Ce guide explique concrètement ce que font les résolutions d’entreprise, quand vous en avez besoin, et comment les rédiger et les gérer efficacement dans votre cadre de gouvernance.

Qu’est-ce qu’une résolution du conseil d’administration ?

Une résolution du conseil d’administration est un document écrit établi par les organes dirigeants d’une société qui consigne une décision ou une action sociale contraignante. Elle établit qui a autorisé quoi, quand et dans quelles circonstances.

En droit français, il convient de distinguer deux notions proches :

  • La résolution désigne classiquement une décision adoptée en assemblée générale (AG) par les actionnaires ou associés. Les résolutions d’AG ordinaire portent sur l’approbation des comptes, la nomination des dirigeants, la distribution des dividendes.

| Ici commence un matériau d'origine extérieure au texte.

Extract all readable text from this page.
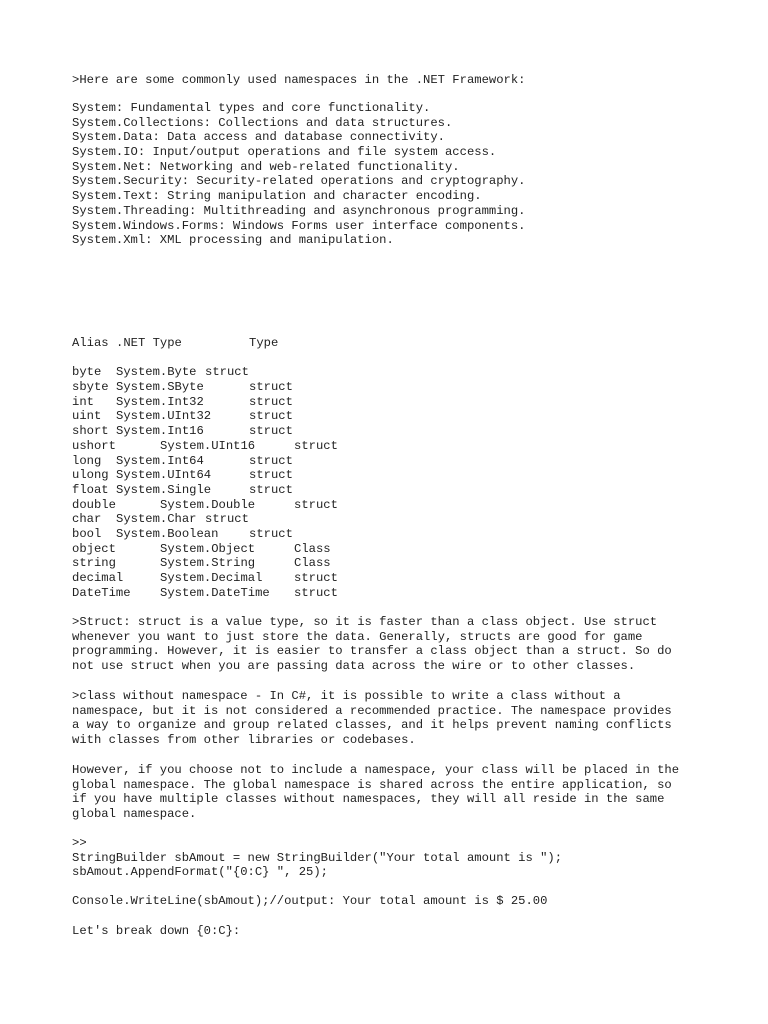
>Here are some commonly used namespaces in the .NET Framework:
System: Fundamental types and core functionality.
System.Collections: Collections and data structures.
System.Data: Data access and database connectivity.
System.IO: Input/output operations and file system access.
System.Net: Networking and web-related functionality.
System.Security: Security-related operations and cryptography.
System.Text: String manipulation and character encoding.
System.Threading: Multithreading and asynchronous programming.
System.Windows.Forms: Windows Forms user interface components.
System.Xml: XML processing and manipulation.
Alias .NET Type	Type
byte System.Byte struct
sbyte System.SByte	struct
int System.Int32	struct
uint System.UInt32	struct
short System.Int16	struct
ushort	System.UInt16	struct
long System.Int64	struct
ulong System.UInt64	struct
float System.Single	struct
double	System.Double	struct
char System.Char struct
bool System.Boolean	struct
object	System.Object	Class
string	System.String	Class
decimal	System.Decimal	struct
DateTime System.DateTime struct
>Struct: struct is a value type, so it is faster than a class object. Use struct
whenever you want to just store the data. Generally, structs are good for game
programming. However, it is easier to transfer a class object than a struct. So do
not use struct when you are passing data across the wire or to other classes.
>class without namespace - In C#, it is possible to write a class without a
namespace, but it is not considered a recommended practice. The namespace provides
a way to organize and group related classes, and it helps prevent naming conflicts
with classes from other libraries or codebases.
However, if you choose not to include a namespace, your class will be placed in the
global namespace. The global namespace is shared across the entire application, so
if you have multiple classes without namespaces, they will all reside in the same
global namespace.
>>
StringBuilder sbAmout = new StringBuilder("Your total amount is ");
sbAmout.AppendFormat("{0:C} ", 25);
Console.WriteLine(sbAmout);//output: Your total amount is $ 25.00
Let's break down {0:C}:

Les résolutions d’AG extraordinaire concernent les modifications statutaires majeures.
  • La délibération désigne la décision prise par le conseil d’administration (CA) ou le conseil de surveillance dans le cadre de ses attributions. Dans les SAS, les décisions des organes de direction peuvent être encadrées plus librement par les statuts.

Dans cet article, nous utilisons « résolution » au sens large — englobant les deux notions — pour désigner toute décision formalisée des organes sociaux d’une entreprise.

Contrairement aux statuts qui fixent les règles durables de fonctionnement de la société, une résolution consigne une décision spécifique et ponctuelle. Contrairement aux procès-verbaux, qui retracent l’intégralité des débats, la résolution distille le résultat en une déclaration formelle. Elle constitue la preuve officielle qu’une décision a été prise correctement, avec la bonne autorité, au bon moment.

En termes juridiques, une résolution a du poids. Les banques l’exigent pour vérifier les pouvoirs du signataire. Les commissaires aux comptes la consultent pour confirmer la conformité. Les tribunaux l’examinent lorsque des décisions sociales sont contestées.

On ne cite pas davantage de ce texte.